Local Journalism Initiative
By the fall of 2020, mobile home tenants could have access to dispute services available to any other landlords and tenants within Alberta.
Minister of Service Alberta, Nate Glubish, tabled legislation last week that will grant mobile home tenants and landlords access to the Residential Tenancy Dispute Resolution Service (RTDRS), something residents have asked for.
“This change to the Mobile Home Sites Tenancies Act (MHSTA) is a huge step forward for tenants. Any discrepancies with rent or late fees, or charges landlords feel tenants should pay for can be disputed through the RTDRS,” said Sherry Travers, who lives in Hillcrest Mobile Estates in Hinton.
After spending some time in Hinton talking to mobile home community residents in August, Glubish says he’s acting on the concerns he heard.
“When I came through the community and listened to mobile home community residents from Hinton and the surrounding area, what I heard loud and clear is that they wanted access to the same dispute access services that were available to the rest of Albertans,” he said.
If the Mobile Home Sites Tenancies Amendment Act 2020 is passed, RTDRS will help resolve landlord/tenant disputes for Albertans in mobile homes, similar to those in apartments or houses.
Glubish stated that the RTDRS is a cheaper, faster, more efficient, and more effective means to have their disputes heard and to ensure the rules are enforced.
Currently, the only recourse for dispute resolution between a landlord and resident of a mobile home site is through the courts.
“It’s costly, time-consuming, and difficult to go through the courts for every issue and many Albertans can’t afford the cost or the time to go through that process, so they are left to fend for themselves and issues often get worse,” said West Yellowhead MLA Martin Long.
Long added that the whole point of the RTDRS is to address concerns that exist in tenant and landlord agreements.
“Access to this service means, I think, that more people will address issues in the agreement and have them resolved. While the RTDRS is not the courts, its decisions are enforceable by the courts,” he added.
For disputes valued over $50,000, a resolution has to be found through the courts as well as any other issues that cannot be resolved through the RTDRS. That dollar value cap of $50,000 was an existing parameter within the RTDRS.
Travers is grateful for the positive changes, but believes the cap will prevent bigger issues from being dealt with.
“How can we dispute the road conditions, the sewer conditions, infrastructure issues? We can’t. Our only option for these larger issues is court,” Travers added. “I can only hope in time, Nathan Glubish will review the entire MHSTA, and include ways to address those concerns as well.”

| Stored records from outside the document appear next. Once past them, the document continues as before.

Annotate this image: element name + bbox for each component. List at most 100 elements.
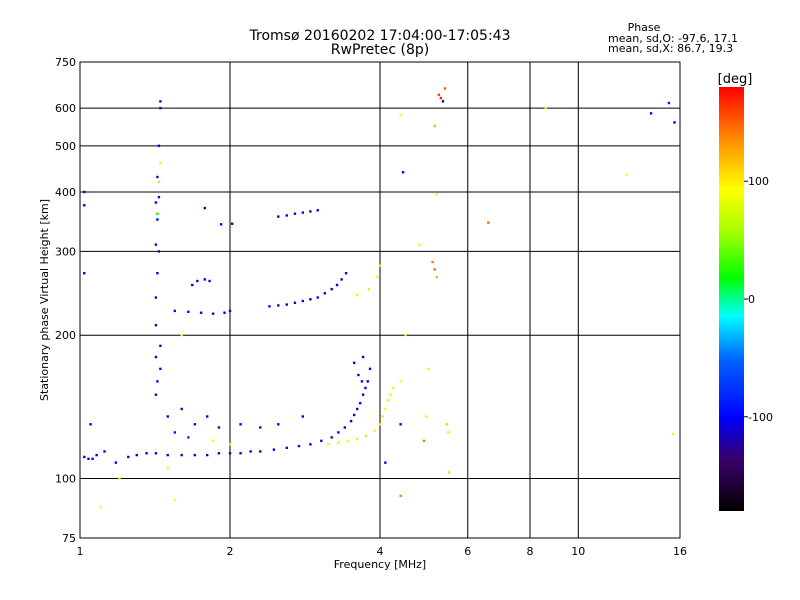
data-point xyxy=(156,218,159,221)
data-point xyxy=(445,423,449,426)
y-tick-label: 300 xyxy=(55,245,76,258)
y-tick-label: 500 xyxy=(55,140,76,153)
data-point xyxy=(159,367,162,371)
data-point xyxy=(223,311,226,314)
data-point xyxy=(443,87,447,90)
data-point xyxy=(384,407,387,411)
colorbar-label: [deg] xyxy=(718,72,753,87)
data-point xyxy=(327,443,330,446)
data-point xyxy=(156,380,159,383)
data-point xyxy=(435,193,438,196)
data-point xyxy=(157,250,161,253)
data-point xyxy=(435,275,438,279)
y-tick-label: 75 xyxy=(62,532,76,545)
data-point xyxy=(320,439,323,443)
phase-line-x: mean, sd,X: 86.7, 19.3 xyxy=(608,42,733,55)
data-point xyxy=(285,214,288,217)
data-point xyxy=(173,309,177,313)
grid-lines xyxy=(80,62,680,538)
data-point xyxy=(205,453,209,457)
phase-line-o: mean, sd,O: -97.6, 17.1 xyxy=(608,32,738,45)
data-point xyxy=(352,413,356,417)
data-point xyxy=(293,301,297,304)
data-point xyxy=(217,452,221,455)
data-point xyxy=(447,471,451,474)
data-point xyxy=(340,278,343,281)
colorbar-ticks: 100 0 -100 xyxy=(744,175,773,424)
data-point xyxy=(154,201,158,204)
data-point xyxy=(173,431,177,434)
data-point xyxy=(376,275,379,279)
data-point xyxy=(671,432,675,436)
data-point xyxy=(357,373,360,377)
data-point xyxy=(159,106,162,110)
y-tick-label: 400 xyxy=(55,186,76,199)
data-point xyxy=(446,431,450,434)
data-point xyxy=(154,452,158,455)
data-point xyxy=(180,334,183,337)
data-point xyxy=(433,268,436,271)
x-tick-label: 2 xyxy=(227,545,234,558)
data-point xyxy=(157,144,161,148)
data-point xyxy=(352,361,356,365)
data-point xyxy=(399,423,402,426)
y-axis-ticks: 75 100 200 300 400 500 600 750 xyxy=(55,56,76,545)
data-point xyxy=(259,426,262,429)
data-point xyxy=(187,436,190,439)
x-tick-label: 4 xyxy=(377,545,384,558)
y-tick-label: 750 xyxy=(55,56,76,69)
data-point xyxy=(239,452,242,455)
data-point xyxy=(154,243,158,246)
data-point xyxy=(309,210,312,213)
data-point xyxy=(439,96,443,100)
data-point xyxy=(154,355,158,359)
data-point xyxy=(309,298,312,301)
x-axis-ticks: 1 2 4 6 8 10 16 xyxy=(77,545,688,558)
data-point xyxy=(154,296,158,299)
data-point xyxy=(87,457,90,461)
data-point xyxy=(391,386,395,390)
data-points xyxy=(83,87,676,509)
data-point xyxy=(203,278,206,281)
data-point xyxy=(166,415,169,418)
data-point xyxy=(297,444,301,448)
data-point xyxy=(211,439,215,443)
data-point xyxy=(355,407,359,411)
data-point xyxy=(487,221,490,224)
data-point xyxy=(83,190,86,194)
data-point xyxy=(418,243,421,246)
data-point xyxy=(156,175,159,179)
data-point xyxy=(355,293,359,297)
data-point xyxy=(346,439,350,443)
data-point xyxy=(366,380,369,383)
data-point xyxy=(373,429,376,432)
data-point xyxy=(389,393,392,396)
y-tick-label: 600 xyxy=(55,102,76,115)
data-point xyxy=(91,457,94,461)
x-tick-label: 6 xyxy=(464,545,471,558)
data-point xyxy=(399,380,402,383)
data-point xyxy=(427,367,430,371)
data-point xyxy=(99,506,102,509)
data-point xyxy=(230,222,234,225)
data-point xyxy=(154,393,158,396)
colorbar xyxy=(719,87,744,511)
data-point xyxy=(127,455,130,459)
data-point xyxy=(649,112,653,115)
data-point xyxy=(384,461,387,464)
data-point xyxy=(399,113,402,117)
data-point xyxy=(157,180,161,184)
data-point xyxy=(259,450,262,453)
data-point xyxy=(180,453,183,457)
data-point xyxy=(358,401,362,405)
data-point xyxy=(249,450,252,453)
data-point xyxy=(239,423,242,426)
data-point xyxy=(424,415,428,418)
data-point xyxy=(355,437,359,441)
y-tick-label: 100 xyxy=(55,473,76,486)
data-point xyxy=(625,173,628,176)
x-tick-label: 10 xyxy=(571,545,585,558)
data-point xyxy=(173,499,177,502)
data-point xyxy=(277,423,280,426)
data-point xyxy=(83,272,86,275)
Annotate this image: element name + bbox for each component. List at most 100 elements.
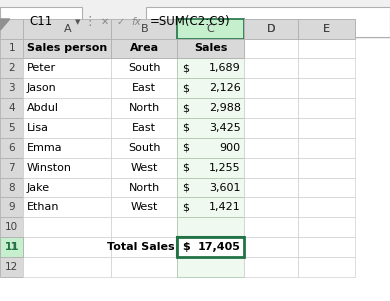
Bar: [177, 19, 244, 39]
Bar: [177, 138, 244, 158]
Text: ⋮: ⋮: [83, 15, 96, 29]
Bar: [23, 178, 111, 197]
Text: D: D: [267, 23, 275, 34]
Bar: [177, 39, 244, 58]
Bar: [111, 58, 177, 78]
Text: $: $: [182, 123, 189, 133]
Bar: [177, 178, 244, 197]
Bar: [0, 78, 23, 98]
Bar: [111, 158, 177, 178]
Text: West: West: [131, 202, 158, 213]
Bar: [23, 39, 111, 58]
Bar: [0, 39, 23, 58]
Bar: [23, 217, 111, 237]
Text: 17,405: 17,405: [198, 242, 241, 252]
Bar: [177, 237, 244, 257]
Bar: [244, 138, 298, 158]
Bar: [23, 197, 111, 217]
Text: Emma: Emma: [27, 143, 62, 153]
Bar: [23, 257, 111, 277]
Text: C11: C11: [29, 15, 53, 29]
Text: 5: 5: [9, 123, 15, 133]
Text: $: $: [182, 163, 189, 173]
Text: 900: 900: [220, 143, 241, 153]
Text: East: East: [132, 123, 156, 133]
Bar: [177, 78, 244, 98]
Bar: [298, 39, 355, 58]
Bar: [177, 98, 244, 118]
Bar: [111, 257, 177, 277]
Bar: [0, 39, 390, 301]
Bar: [0, 178, 23, 197]
Bar: [111, 178, 177, 197]
Polygon shape: [0, 19, 10, 30]
Bar: [0, 118, 23, 138]
Text: 3,601: 3,601: [209, 182, 241, 193]
Text: $: $: [182, 182, 189, 193]
Bar: [298, 19, 355, 39]
Text: 4: 4: [9, 103, 15, 113]
FancyBboxPatch shape: [146, 7, 390, 37]
Text: South: South: [128, 143, 161, 153]
Text: 9: 9: [9, 202, 15, 213]
Text: South: South: [128, 63, 161, 73]
Text: Lisa: Lisa: [27, 123, 48, 133]
Bar: [111, 78, 177, 98]
Bar: [111, 197, 177, 217]
Text: West: West: [131, 163, 158, 173]
Bar: [111, 39, 177, 58]
Bar: [177, 118, 244, 138]
Bar: [298, 217, 355, 237]
Bar: [298, 257, 355, 277]
Text: 1,255: 1,255: [209, 163, 241, 173]
Text: Jason: Jason: [27, 83, 56, 93]
Bar: [244, 19, 298, 39]
Text: E: E: [323, 23, 330, 34]
Bar: [244, 257, 298, 277]
Text: Area: Area: [130, 43, 159, 54]
Text: fx: fx: [132, 17, 141, 27]
Bar: [0, 197, 23, 217]
Text: $: $: [182, 143, 189, 153]
Bar: [0, 237, 23, 257]
Text: 7: 7: [9, 163, 15, 173]
Bar: [0, 257, 23, 277]
Text: ✓: ✓: [117, 17, 125, 27]
Bar: [244, 98, 298, 118]
Bar: [298, 19, 355, 39]
Text: 11: 11: [4, 242, 19, 252]
Text: 10: 10: [5, 222, 18, 232]
Bar: [23, 138, 111, 158]
Bar: [177, 217, 244, 237]
Text: Sales person: Sales person: [27, 43, 107, 54]
Text: E: E: [323, 23, 330, 34]
Text: 3: 3: [9, 83, 15, 93]
Bar: [23, 237, 111, 257]
Bar: [298, 58, 355, 78]
Bar: [244, 197, 298, 217]
Text: 1,689: 1,689: [209, 63, 241, 73]
Bar: [111, 39, 177, 58]
Bar: [298, 237, 355, 257]
Bar: [23, 78, 111, 98]
Bar: [111, 237, 177, 257]
Bar: [177, 257, 244, 277]
Text: Peter: Peter: [27, 63, 56, 73]
Text: $: $: [182, 63, 189, 73]
Bar: [23, 19, 111, 39]
Text: $: $: [182, 83, 189, 93]
Bar: [298, 78, 355, 98]
Text: 11: 11: [5, 242, 18, 252]
Bar: [23, 98, 111, 118]
Text: 2: 2: [9, 63, 15, 73]
Bar: [244, 118, 298, 138]
Text: East: East: [132, 83, 156, 93]
Text: D: D: [267, 23, 275, 34]
Text: $: $: [182, 202, 189, 213]
Bar: [177, 158, 244, 178]
Bar: [111, 98, 177, 118]
Text: ▼: ▼: [74, 19, 80, 25]
Text: ✕: ✕: [101, 17, 109, 27]
Text: A: A: [64, 23, 71, 34]
Bar: [23, 58, 111, 78]
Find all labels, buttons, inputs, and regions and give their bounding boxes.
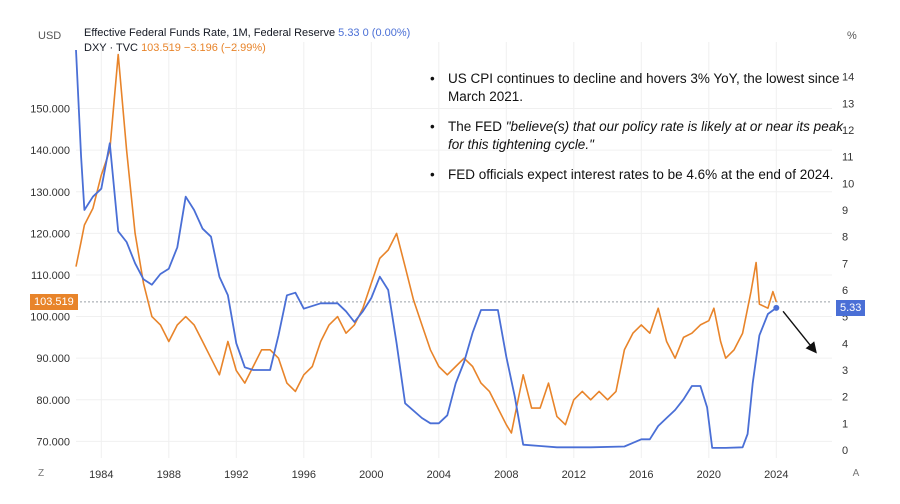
projection-arrow	[782, 310, 817, 354]
note-fed-quote: • The FED "believe(s) that our policy ra…	[430, 118, 850, 154]
left-tick-label: 100.000	[30, 312, 70, 324]
annotation-notes: • US CPI continues to decline and hovers…	[430, 70, 850, 196]
left-tick-label: 90.000	[36, 353, 70, 365]
right-tick-label: 11	[842, 152, 853, 164]
fed-last-point	[773, 304, 780, 311]
x-tick-label: 2024	[764, 469, 788, 481]
right-tick-label: 14	[842, 72, 854, 84]
note-fed-projection-text: FED officials expect interest rates to b…	[448, 167, 834, 182]
right-tick-label: 1	[842, 418, 848, 430]
legend: Effective Federal Funds Rate, 1M, Federa…	[84, 26, 410, 56]
bullet-icon: •	[430, 71, 435, 86]
auto-scale-right-button[interactable]: A	[852, 468, 860, 479]
x-tick-label: 2016	[629, 469, 653, 481]
left-tick-label: 110.000	[31, 270, 70, 282]
left-tick-label: 120.000	[30, 228, 70, 240]
left-tick-label: 130.000	[30, 187, 70, 199]
right-tick-label: 2	[842, 392, 848, 404]
x-axis: 1984 1988 1992 1996 2000 2004 2008 2012 2016 2020…	[89, 469, 788, 481]
right-tick-label: 5	[842, 312, 848, 324]
legend-item-fed[interactable]: Effective Federal Funds Rate, 1M, Federa…	[84, 26, 410, 41]
legend-dxy-value: 103.519	[141, 42, 181, 54]
legend-dxy-name: DXY · TVC	[84, 42, 138, 54]
right-tick-label: 9	[842, 205, 848, 217]
right-tick-label: 8	[842, 232, 848, 244]
bullet-icon: •	[430, 167, 435, 182]
fed-last-value-badge: 5.33	[836, 299, 866, 316]
right-tick-label: 3	[842, 365, 848, 377]
right-tick-label: 10	[842, 178, 854, 190]
left-axis-unit: USD	[38, 30, 62, 42]
right-tick-label: 13	[842, 98, 854, 110]
note-fed-quote-text: "believe(s) that our policy rate is like…	[448, 119, 843, 152]
bullet-icon: •	[430, 119, 435, 134]
left-tick-label: 140.000	[30, 145, 70, 157]
x-tick-label: 1984	[89, 469, 113, 481]
series-line-dxy[interactable]	[75, 53, 778, 434]
grid	[76, 42, 832, 458]
right-axis-unit: %	[847, 30, 857, 42]
right-tick-label: 7	[842, 258, 848, 270]
legend-fed-change: 0 (0.00%)	[362, 27, 411, 39]
x-tick-label: 2008	[494, 469, 518, 481]
legend-dxy-change: −3.196 (−2.99%)	[183, 42, 266, 54]
right-tick-label: 0	[842, 445, 848, 457]
right-tick-label: 6	[842, 285, 848, 297]
right-tick-label: 12	[842, 125, 854, 137]
left-tick-label: 80.000	[36, 395, 70, 407]
x-tick-label: 1992	[224, 469, 248, 481]
legend-fed-value: 5.33	[338, 27, 360, 39]
dxy-last-value-badge: 103.519	[30, 293, 78, 310]
legend-fed-name: Effective Federal Funds Rate, 1M, Federa…	[84, 27, 336, 39]
note-cpi-text: US CPI continues to decline and hovers 3…	[448, 71, 840, 104]
note-cpi: • US CPI continues to decline and hovers…	[430, 70, 850, 106]
legend-item-dxy[interactable]: DXY · TVC 103.519 −3.196 (−2.99%)	[84, 41, 410, 56]
auto-scale-left-button[interactable]: Z	[37, 468, 45, 479]
series-line-fed[interactable]	[75, 49, 777, 449]
left-tick-label: 70.000	[36, 436, 70, 448]
x-tick-label: 2020	[697, 469, 721, 481]
x-tick-label: 1996	[292, 469, 316, 481]
left-tick-label: 150.000	[30, 104, 70, 116]
x-tick-label: 2004	[427, 469, 451, 481]
x-tick-label: 2012	[562, 469, 586, 481]
left-axis: 70.000 80.000 90.000 100.000 110.000 120.000 1…	[30, 104, 70, 449]
x-tick-label: 2000	[359, 469, 383, 481]
x-tick-label: 1988	[157, 469, 181, 481]
note-fed-prefix: The FED	[448, 119, 506, 134]
right-tick-label: 4	[842, 338, 848, 350]
note-fed-projection: • FED officials expect interest rates to…	[430, 166, 850, 184]
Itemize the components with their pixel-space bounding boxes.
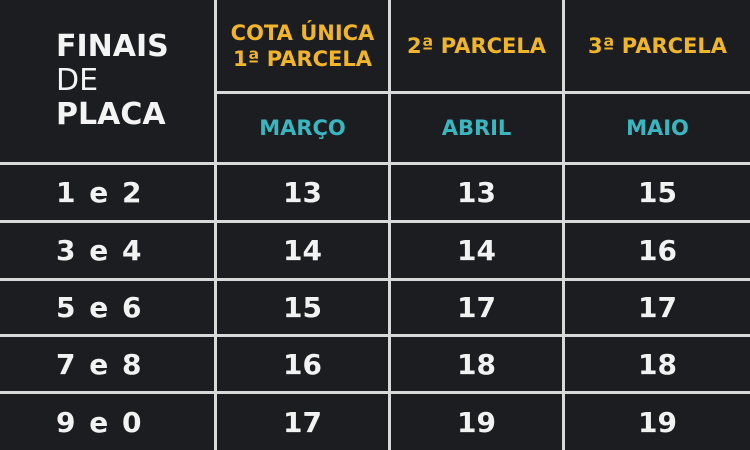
grid-line [214, 0, 217, 450]
header-line: FINAIS [56, 29, 169, 64]
plate-endings-cell: 3 e 4 [56, 234, 144, 267]
column-header-cota-unica: COTA ÚNICA 1ª PARCELA [217, 0, 388, 91]
plate-endings-header: FINAIS DE PLACA [0, 0, 214, 162]
due-day-cell: 19 [457, 405, 496, 439]
due-day-cell: 13 [283, 176, 322, 209]
grid-line [388, 0, 391, 450]
plate-endings-cell: 1 e 2 [56, 176, 144, 209]
due-day-cell: 14 [457, 234, 496, 267]
month-abril: ABRIL [441, 116, 512, 140]
column-label: 1ª PARCELA [232, 46, 373, 71]
grid-line [0, 391, 750, 394]
due-day-cell: 19 [638, 405, 677, 439]
month-marco: MARÇO [259, 116, 346, 140]
plate-endings-cell: 7 e 8 [56, 347, 144, 381]
header-line: DE [56, 63, 99, 98]
grid-line [562, 0, 565, 450]
due-day-cell: 18 [457, 347, 496, 381]
column-label: 3ª PARCELA [587, 33, 728, 58]
due-day-cell: 17 [638, 291, 677, 324]
plate-endings-cell: 5 e 6 [56, 291, 144, 324]
plate-endings-cell: 9 e 0 [56, 405, 144, 439]
grid-line [0, 220, 750, 223]
due-day-cell: 15 [638, 176, 677, 209]
column-header-2a-parcela: 2ª PARCELA [391, 0, 562, 91]
due-day-cell: 18 [638, 347, 677, 381]
column-label: 2ª PARCELA [406, 33, 547, 58]
grid-line [0, 334, 750, 337]
due-day-cell: 17 [283, 405, 322, 439]
due-day-cell: 14 [283, 234, 322, 267]
due-day-cell: 17 [457, 291, 496, 324]
header-line: PLACA [56, 97, 166, 132]
due-day-cell: 13 [457, 176, 496, 209]
column-header-3a-parcela: 3ª PARCELA [565, 0, 750, 91]
due-day-cell: 16 [638, 234, 677, 267]
due-day-cell: 15 [283, 291, 322, 324]
grid-line [214, 91, 750, 94]
due-day-cell: 16 [283, 347, 322, 381]
grid-line [0, 278, 750, 281]
grid-line [0, 162, 750, 165]
month-maio: MAIO [626, 116, 689, 140]
column-label: COTA ÚNICA [230, 20, 375, 45]
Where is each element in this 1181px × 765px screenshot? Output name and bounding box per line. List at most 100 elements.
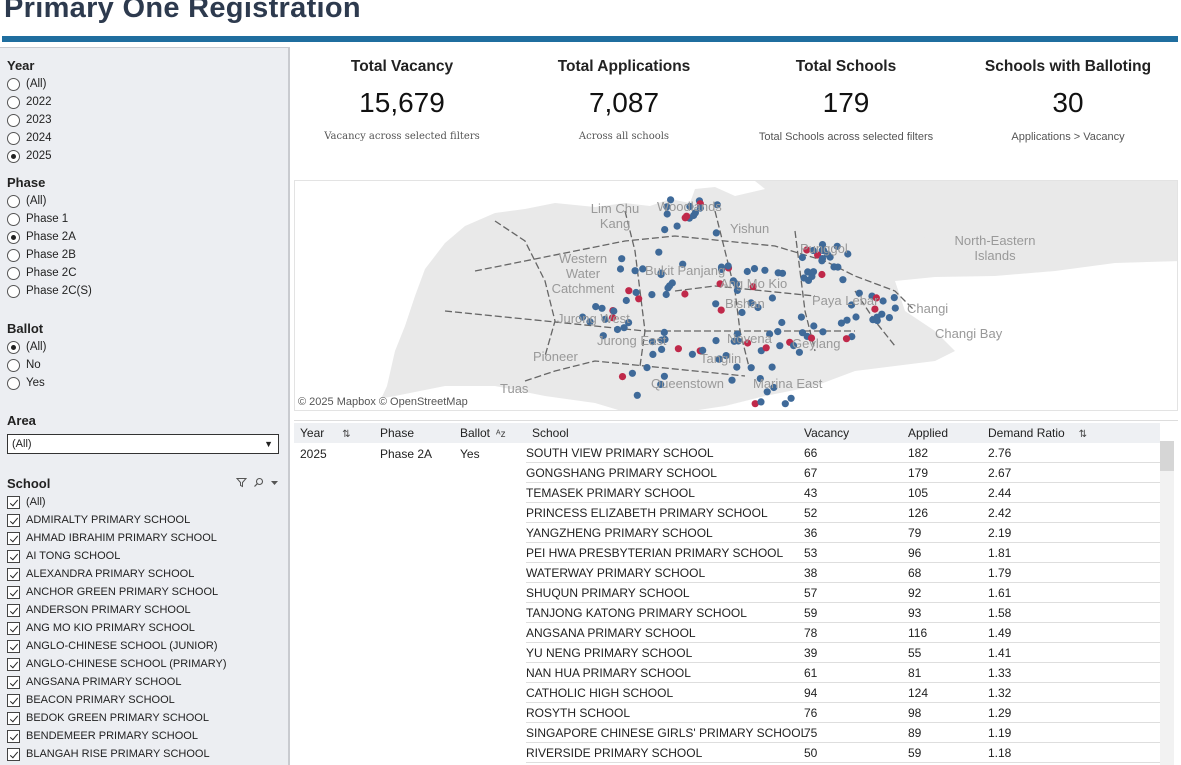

Besides concerns from mobile home residents regarding accountability, management of infrastructure, and enforcing rules within a mobile home park, residents also asked for a cap on rent.
Glubish stated that this bill is an important step and something that is within his control.
He added that further issues and changes may involve different ministries and levels of government.
Alberta is the only province that doesn’t already offer resolution service to mobile home tenants and landlords.
Work is being done right now to train dispute resolution staff to be prepared to handle the types of cases expected from mobile home communities and understanding the different nuances, stated Glubish.
If this bill passes, Glubish expects to be in a position to hear mobile home cases starting in the fall of 2020.
The service will allow tenants to make applications in order to get their security deposit returned, end a tenancy due to a landlord’s breach of the rental agreement, claim financial damages from a landlord’s breach of the rental agreement, get their rent reduced for loss of benefit of a rental agreement, and receive compensation for performing the landlord’s obligations as outlined in the rental agreement and MHSTA.
Similarly, landlords could apply to resolve unpaid rent or utilities, end the tenancy and take possession of the mobile home site, order a tenant to vacate the mobile home site, claim financial damages from a tenant’s breach of the rental agreement, and receive compensation for losses when a tenant has not vacated the site at the end of a tenancy.
Members of the Alberta Urban Municipalities Association (AUMA) passed a resolution in 2019 that pushes for a review of the MHSTA to offer RTDRS, prohibit “economic eviction” of residents by defining such targeted rental increases as an offence, and address the quality of life and safety of mobile home park tenants.
AUMA communications manager, Carla Kerr, stated that passed resolutions remain in effect for three years and they will continue to advocate on this issue through 2022.